The May decrees of 2012 built a social reform plank that depended on increasing state employee wages. Considering that public sector employees comprise nearly a quarter of Russia’s workforce, this was a costly promise. Naturally, the collapse in oil prices, effects of sanctions, and structural problems in Russia’s economy have made it hard to meet the bill: 77% of 1,600 Russians polled by the National Agency of Financial Research said that high wages were most important in finding their ideal job. Average wages in Russia for 2016 stood around RUB32,600 ($573) a month and grew an estimated 3% last year in real terms, 7% in nominal terms, reaching RUB38,275 rubles a month. But the distribution of wages at the regional level shows a more complicated story than one of stabilisation and recovery after the economic crisis hit in 2014.

Median wages by region as of April last year are far from evenly distributed: only nine of the 85 regions (including Crimea and Sevastopol) surveyed had median wages higher than the national average. Of those nine, four are oil and gas production sectors and four either supply other raw materials and resources, are slowly developing their hydrocarbon reserves, or receive large subsidies due to higher costs of living. Moscow isn’t the top region either, with both Yamalo-Nenets and Chukhotka’s regional nominal wages higher on average.

The lack of high-earners paints a starker regional breakdown. In 72 of 85 regions, fewer than 5% of the workforce earns more than RUB100,000 ($1,757) a month. By share of high-earners, Moscow is in the lead (17.05%), followed by Chukhotka (20.98%), and Yamalo-Nenetsk (23.47%).

More than 10% of the population earns less than RUB10,000 a month in 53 regions and more than 20% of the population earns less than RUB10,000 a month in 22 regions.

Of course, when one accounts for population density, things are much more complicated. Varying wage levels, in part, speak to structural issues in Russia’s economy going back to the Soviet period. Much of the country was unsustainably developed without concerns for market logic, creating supply chains and structures that require heavy subsidisation to this day. But the link between wages and regional budget troubles can help explain why concerns about regional protectionism are popping up now.

A fraying social contract

In many regions, wages are artificially inflated by coefficients pegged to national averages, a practice begun in the Soviet period when the state sought to reward people, particularly skilled labour, for living in harsh and remote conditions.

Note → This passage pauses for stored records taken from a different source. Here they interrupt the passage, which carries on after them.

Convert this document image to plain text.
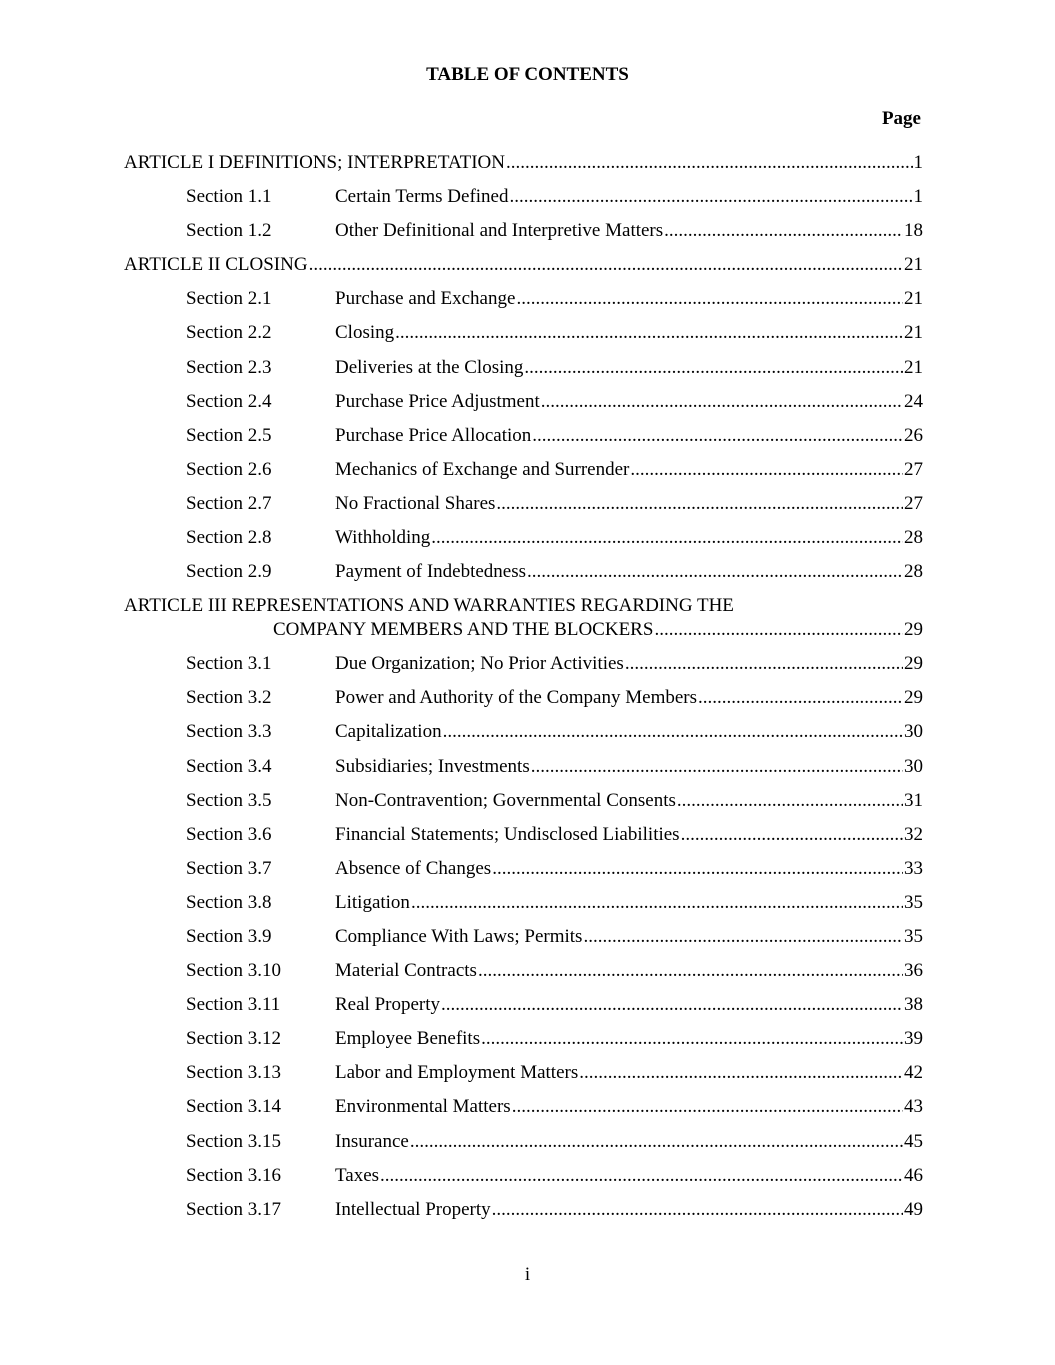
TABLE OF CONTENTS
Page
ARTICLE I DEFINITIONS; INTERPRETATION .....	1
Section 1.1	Certain Terms Defined .....	1
Section 1.2	Other Definitional and Interpretive Matters .....	18
ARTICLE II CLOSING .....	21
Section 2.1	Purchase and Exchange .....	21
Section 2.2	Closing .....	21
Section 2.3	Deliveries at the Closing .....	21
Section 2.4	Purchase Price Adjustment .....	24
Section 2.5	Purchase Price Allocation .....	26
Section 2.6	Mechanics of Exchange and Surrender .....	27
Section 2.7	No Fractional Shares .....	27
Section 2.8	Withholding .....	28
Section 2.9	Payment of Indebtedness .....	28
ARTICLE III REPRESENTATIONS AND WARRANTIES REGARDING THE
COMPANY MEMBERS AND THE BLOCKERS .....	29
Section 3.1	Due Organization; No Prior Activities .....	29
Section 3.2	Power and Authority of the Company Members .....	29
Section 3.3	Capitalization .....	30
Section 3.4	Subsidiaries; Investments .....	30
Section 3.5	Non-Contravention; Governmental Consents .....	31
Section 3.6	Financial Statements; Undisclosed Liabilities .....	32
Section 3.7	Absence of Changes .....	33
Section 3.8	Litigation .....	35
Section 3.9	Compliance With Laws; Permits .....	35
Section 3.10	Material Contracts .....	36
Section 3.11	Real Property .....	38
Section 3.12	Employee Benefits .....	39
Section 3.13	Labor and Employment Matters .....	42
Section 3.14	Environmental Matters .....	43
Section 3.15	Insurance .....	45
Section 3.16	Taxes .....	46
Section 3.17	Intellectual Property .....	49
i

The laws also alter the amount added to wages if one moves to the region – life-long residents receive greater benefits. As bne IntelliNews has reported, the country’s poorest regions were pushed into debt because most of the cost of the 2012 May Decrees fell onto regional budgets. Back in 2015, Natalia Zubarevich calculated that 70% of the May Decree expenditures had been shoved onto regional budgets. The balance of expenditures has most likely tilted even more heavily towards the regions since.

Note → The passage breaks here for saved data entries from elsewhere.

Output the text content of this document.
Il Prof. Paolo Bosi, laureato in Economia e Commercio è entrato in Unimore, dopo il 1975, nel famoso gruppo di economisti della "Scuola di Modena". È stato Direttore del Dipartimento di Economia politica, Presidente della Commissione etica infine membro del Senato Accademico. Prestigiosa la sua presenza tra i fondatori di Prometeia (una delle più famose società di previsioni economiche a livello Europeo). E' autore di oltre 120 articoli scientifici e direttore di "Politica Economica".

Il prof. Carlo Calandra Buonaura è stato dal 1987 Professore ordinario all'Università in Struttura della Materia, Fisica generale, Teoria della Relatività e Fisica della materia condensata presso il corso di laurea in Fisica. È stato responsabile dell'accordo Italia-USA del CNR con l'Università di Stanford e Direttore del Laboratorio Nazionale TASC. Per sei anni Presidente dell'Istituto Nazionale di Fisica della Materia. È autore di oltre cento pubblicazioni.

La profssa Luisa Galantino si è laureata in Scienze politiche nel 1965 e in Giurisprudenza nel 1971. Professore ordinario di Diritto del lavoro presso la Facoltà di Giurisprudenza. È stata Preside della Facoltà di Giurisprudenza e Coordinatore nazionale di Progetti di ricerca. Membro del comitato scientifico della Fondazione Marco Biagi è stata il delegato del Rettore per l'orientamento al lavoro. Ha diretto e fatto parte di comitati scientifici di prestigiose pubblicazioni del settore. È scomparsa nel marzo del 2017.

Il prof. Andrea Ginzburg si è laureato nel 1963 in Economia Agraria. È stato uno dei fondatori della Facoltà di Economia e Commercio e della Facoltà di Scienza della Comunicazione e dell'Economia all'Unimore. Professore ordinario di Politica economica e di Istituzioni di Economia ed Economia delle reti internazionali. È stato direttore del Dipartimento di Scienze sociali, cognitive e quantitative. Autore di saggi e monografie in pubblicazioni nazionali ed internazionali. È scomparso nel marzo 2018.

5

As a result, it makes less sense for regional governments to provide subsidies to businesses if they’re registered outside of the region and don’t contribute corporate taxes to already-stretched regional budgets. Excise taxes on alcohol are a particularly prized revenue stream lost if the company that manufactures it isn’t registered within the region.

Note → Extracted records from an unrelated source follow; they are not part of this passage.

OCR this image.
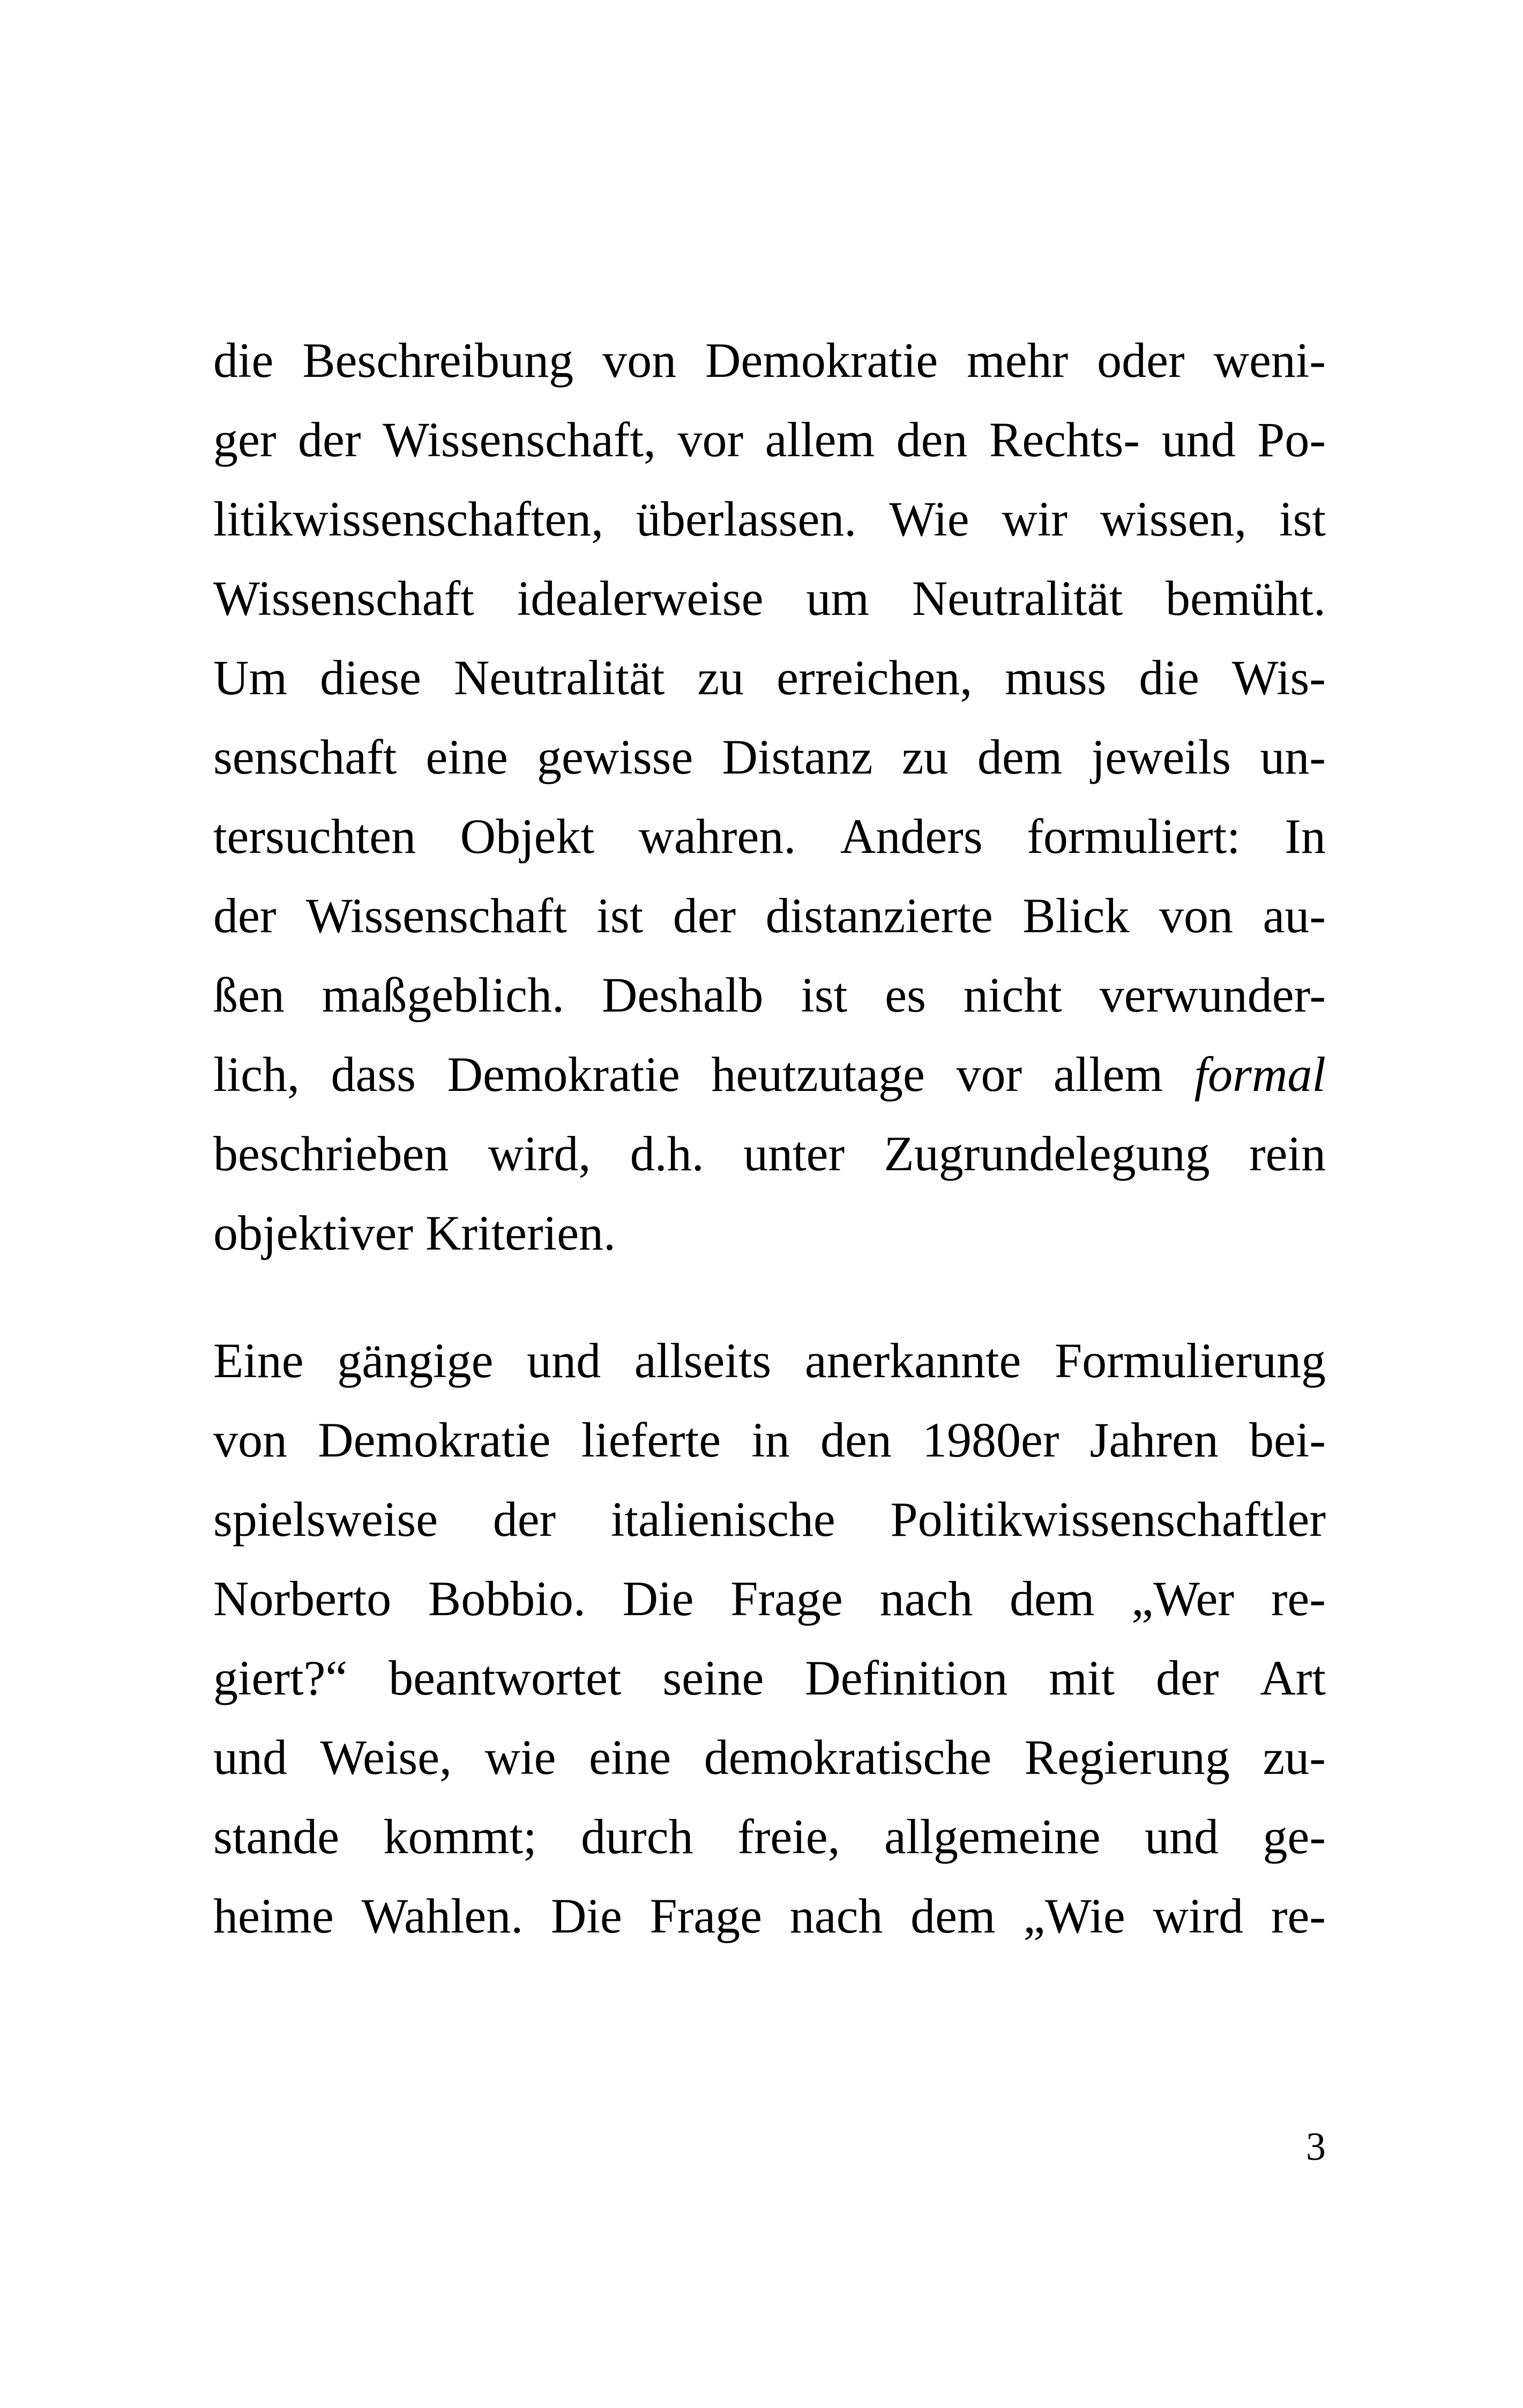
die Beschreibung von Demokratie mehr oder weni-
ger der Wissenschaft, vor allem den Rechts- und Po-
litikwissenschaften, überlassen. Wie wir wissen, ist
Wissenschaft idealerweise um Neutralität bemüht.
Um diese Neutralität zu erreichen, muss die Wis-
senschaft eine gewisse Distanz zu dem jeweils un-
tersuchten Objekt wahren. Anders formuliert: In
der Wissenschaft ist der distanzierte Blick von au-
ßen maßgeblich. Deshalb ist es nicht verwunder-
lich, dass Demokratie heutzutage vor allem formal
beschrieben wird, d.h. unter Zugrundelegung rein
objektiver Kriterien.
Eine gängige und allseits anerkannte Formulierung
von Demokratie lieferte in den 1980er Jahren bei-
spielsweise der italienische Politikwissenschaftler
Norberto Bobbio. Die Frage nach dem „Wer re-
giert?“ beantwortet seine Definition mit der Art
und Weise, wie eine demokratische Regierung zu-
stande kommt; durch freie, allgemeine und ge-
heime Wahlen. Die Frage nach dem „Wie wird re-
3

FAS’s concern is that these manoeuvres to deny subsidies raise costs for consumers. In the wake of Putin’s address filled with promises to improve living standards and create economic growth, it ought to be noted that only 28% of respondents polled by Gallup at the end of last year expected major improvement in the economy this year. What’s happening with regional budgets directly impacts the Kremlin’s contract with regional elites and governments.

Declining federal budget transfers to the regions leave regional authorities with an array of bad choices. Average wages for regional state employees can be raised, but often with the caveat that some workers must then be let go. Another ruse that has emerged is wages are raised but then so are working hours, or per hour wages are increased but the number of hours are then reduced.

Improvements in credit ratings to please Moscow entail cutting spending that is obligated by social programmes launched in 2012. Most of all, macroeconomic stability is not leading to greater investments or budget transfers from Moscow for regions in serious need. Excluding a one-time pension payout, real incomes declined 7% year-on-year this January. But rising consumer spending is being driven by a growing willingness to take on debt.

If the regions are going to increase their revenues amidst an ostensible stabilisation of the economy with declining real incomes, it’s in their interest to capture revenues locally and cease taking part in complicated transfers of their own budgets to aid businesses elsewhere. “Economic separatism” makes sense. Already by August 2016, then-governor of Samara Nikolai Merkushkin warned that the time had come “to fight for every ruble from the federal budget.” It’s unlikely Putin 4.0 has much to offer to change that.